On May 20 Google launched Gemini 2.5 Pro and Gemini 2.5 Flash in preliminary version. These new AI models were better than ever, and to demonstrate the company included in its announcement several graphs and comparative tables.
They looked at how both surpassed their rivals both in the field of reasoning and in the traditional performance (Benchmarks of Mathematics or Programming), but there was also another fact that Google presumed: Google: The cost of Gemini 2.5 Flash.


Source: Google.
That table published by Google made it clear that Gemini 2.5 Flash It was clearly the winner of that comparison in the important price/benefits ratio. What Google did not say is that this success of this model was the exception to the rule, because in that race for having cheap and powerful models, China seems to take the lead.
He does it at least if we attend to the cost of using these models. In Xataka we have analyzed that cost based not on the price of subscriptions for end users, but on the cost of access to the API, which is the one that allows developers to integrate these models into their own chatbots and their services.
The API prices of each model clearly differentiate two uses from artificial intelligence. On the one hand, how much does it cost to write something for the model to then process it (the so -called input tokens). On the other, how much does the text generated by the model once processed the answer (the so -called output tokens).
The entrance tokens They are usually five times cheaper than exitbecause processing the request and generating text is much more expensive than receiving it, analyzing and “understanding it.” We wanted to compare the cost of the main models of the AI developed in China and those of the US, and although as always are not all that are, if they are all.
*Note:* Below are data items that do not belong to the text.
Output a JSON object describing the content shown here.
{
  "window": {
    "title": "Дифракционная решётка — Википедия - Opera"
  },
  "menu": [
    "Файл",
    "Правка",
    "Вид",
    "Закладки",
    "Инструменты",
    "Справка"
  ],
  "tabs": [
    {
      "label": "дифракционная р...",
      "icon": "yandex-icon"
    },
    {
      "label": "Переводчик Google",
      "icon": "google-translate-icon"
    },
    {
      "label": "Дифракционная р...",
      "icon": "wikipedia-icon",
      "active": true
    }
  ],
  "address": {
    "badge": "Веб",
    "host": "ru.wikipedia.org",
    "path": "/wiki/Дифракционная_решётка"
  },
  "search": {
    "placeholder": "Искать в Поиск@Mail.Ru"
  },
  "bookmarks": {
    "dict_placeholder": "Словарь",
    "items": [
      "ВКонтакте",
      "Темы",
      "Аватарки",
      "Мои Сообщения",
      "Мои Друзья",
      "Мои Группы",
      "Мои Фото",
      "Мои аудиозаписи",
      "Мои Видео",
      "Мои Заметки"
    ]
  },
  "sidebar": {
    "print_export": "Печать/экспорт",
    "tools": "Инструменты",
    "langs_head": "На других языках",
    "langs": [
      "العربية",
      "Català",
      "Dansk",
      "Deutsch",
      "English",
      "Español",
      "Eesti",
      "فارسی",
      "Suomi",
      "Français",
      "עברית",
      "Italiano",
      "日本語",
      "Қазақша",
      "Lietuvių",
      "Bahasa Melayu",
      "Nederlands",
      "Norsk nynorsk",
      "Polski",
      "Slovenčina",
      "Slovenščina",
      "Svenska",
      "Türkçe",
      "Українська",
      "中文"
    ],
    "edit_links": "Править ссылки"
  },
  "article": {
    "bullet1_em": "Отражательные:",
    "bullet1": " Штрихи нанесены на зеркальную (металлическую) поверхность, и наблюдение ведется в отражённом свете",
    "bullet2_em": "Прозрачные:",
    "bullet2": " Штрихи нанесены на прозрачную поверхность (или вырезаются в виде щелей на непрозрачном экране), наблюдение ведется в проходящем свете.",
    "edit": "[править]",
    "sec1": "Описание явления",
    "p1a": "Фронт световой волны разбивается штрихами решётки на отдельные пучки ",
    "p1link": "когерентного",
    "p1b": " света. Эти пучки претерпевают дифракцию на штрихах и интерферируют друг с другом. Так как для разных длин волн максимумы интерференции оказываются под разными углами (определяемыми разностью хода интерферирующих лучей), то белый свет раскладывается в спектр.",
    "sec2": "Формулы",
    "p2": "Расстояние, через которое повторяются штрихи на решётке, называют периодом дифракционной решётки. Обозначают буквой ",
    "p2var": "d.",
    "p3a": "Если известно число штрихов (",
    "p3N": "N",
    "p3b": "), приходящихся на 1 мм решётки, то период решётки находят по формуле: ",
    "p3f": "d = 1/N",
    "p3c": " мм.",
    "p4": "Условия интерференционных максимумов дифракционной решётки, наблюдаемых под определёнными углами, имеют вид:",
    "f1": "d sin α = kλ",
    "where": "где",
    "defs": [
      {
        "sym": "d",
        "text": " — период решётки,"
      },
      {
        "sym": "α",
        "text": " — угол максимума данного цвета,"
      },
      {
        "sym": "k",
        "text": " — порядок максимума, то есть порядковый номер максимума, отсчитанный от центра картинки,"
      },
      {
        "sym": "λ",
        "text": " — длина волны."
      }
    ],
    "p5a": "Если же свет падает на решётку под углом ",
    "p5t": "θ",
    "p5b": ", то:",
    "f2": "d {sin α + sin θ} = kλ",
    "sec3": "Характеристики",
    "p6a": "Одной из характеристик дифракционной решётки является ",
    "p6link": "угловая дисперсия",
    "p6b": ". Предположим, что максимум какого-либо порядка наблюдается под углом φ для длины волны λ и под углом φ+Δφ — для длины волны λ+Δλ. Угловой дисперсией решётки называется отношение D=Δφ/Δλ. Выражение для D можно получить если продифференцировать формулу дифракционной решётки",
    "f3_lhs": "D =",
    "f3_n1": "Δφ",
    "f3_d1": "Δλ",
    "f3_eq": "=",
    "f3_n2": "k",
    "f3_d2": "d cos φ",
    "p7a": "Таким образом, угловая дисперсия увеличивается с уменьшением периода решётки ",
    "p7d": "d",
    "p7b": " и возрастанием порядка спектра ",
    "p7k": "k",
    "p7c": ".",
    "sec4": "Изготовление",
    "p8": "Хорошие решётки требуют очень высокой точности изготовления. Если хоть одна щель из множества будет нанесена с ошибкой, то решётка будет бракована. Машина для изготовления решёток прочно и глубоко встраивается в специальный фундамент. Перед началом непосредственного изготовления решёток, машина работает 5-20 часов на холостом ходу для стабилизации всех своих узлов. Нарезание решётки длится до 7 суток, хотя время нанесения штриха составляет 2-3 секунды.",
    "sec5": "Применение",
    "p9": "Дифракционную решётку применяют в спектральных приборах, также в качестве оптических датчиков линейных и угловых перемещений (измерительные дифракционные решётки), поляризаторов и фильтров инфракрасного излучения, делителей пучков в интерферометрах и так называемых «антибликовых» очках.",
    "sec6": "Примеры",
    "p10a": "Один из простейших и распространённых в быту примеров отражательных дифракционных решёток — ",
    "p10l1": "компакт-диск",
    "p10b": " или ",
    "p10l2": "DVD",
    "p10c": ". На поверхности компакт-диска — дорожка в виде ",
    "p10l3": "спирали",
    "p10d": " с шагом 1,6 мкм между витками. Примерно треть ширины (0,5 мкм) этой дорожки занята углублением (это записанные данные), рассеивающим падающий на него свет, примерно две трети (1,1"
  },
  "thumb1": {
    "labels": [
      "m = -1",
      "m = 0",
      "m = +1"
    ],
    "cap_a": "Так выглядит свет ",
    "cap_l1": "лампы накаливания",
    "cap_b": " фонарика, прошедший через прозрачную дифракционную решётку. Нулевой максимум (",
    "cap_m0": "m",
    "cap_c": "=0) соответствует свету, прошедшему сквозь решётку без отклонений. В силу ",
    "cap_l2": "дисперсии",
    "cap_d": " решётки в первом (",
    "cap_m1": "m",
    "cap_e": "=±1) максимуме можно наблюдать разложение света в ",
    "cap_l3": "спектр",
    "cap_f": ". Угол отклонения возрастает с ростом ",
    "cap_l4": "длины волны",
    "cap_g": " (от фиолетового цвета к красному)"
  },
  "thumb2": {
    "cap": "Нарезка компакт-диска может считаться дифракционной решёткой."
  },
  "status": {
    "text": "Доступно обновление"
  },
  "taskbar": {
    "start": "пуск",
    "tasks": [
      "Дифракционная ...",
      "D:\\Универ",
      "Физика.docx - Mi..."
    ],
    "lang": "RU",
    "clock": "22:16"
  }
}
The resulting table is as follows:


These prices are public and very easy to find in the case of US AI models (OpenAI, Anthropic, Google) but not so much in the case of Chinese models (Deepseek, Qwen (Alibaba), Doubao (Bytedance), GLM-4 (Zhipu), Ernie (Baidu)).
Be that as it may, the table, ordered from the cheapest to the most expensive, demonstrates that today Chinese models are especially cheap. Only Gemini 2.5 Flash Preview manages to compete – and does it exceptionally. In the rest of the cases, the AI models in China win the battle for cost.
It must be noted that, Like all comparisons, this is unfair. And it is because that table does not take into account the benefits of each model. Openai O3 and Anthropic Claude Opus 4, the last and most powerful models of those companies, are especially precise in their answers, but each consultation consumes much more resources (computation, energy) and that makes it logical that they are much more expensive than their competitors.
But these models are also designed for very special cases and for specialized, detailed and deep consultations. In the vast majority of cases it is not necessary to use these models, and that is where they are competing for example Deepseek R1 or Gemini 2.5 Flash Preview: in the price/benefits ratio.
Models with variable prices
That price battle has made us see in recent times two techniques that some companies are applying to the prices of use of their APIs. The first one is to differentiate normal entries and outputs of inputs (and even exits) cache.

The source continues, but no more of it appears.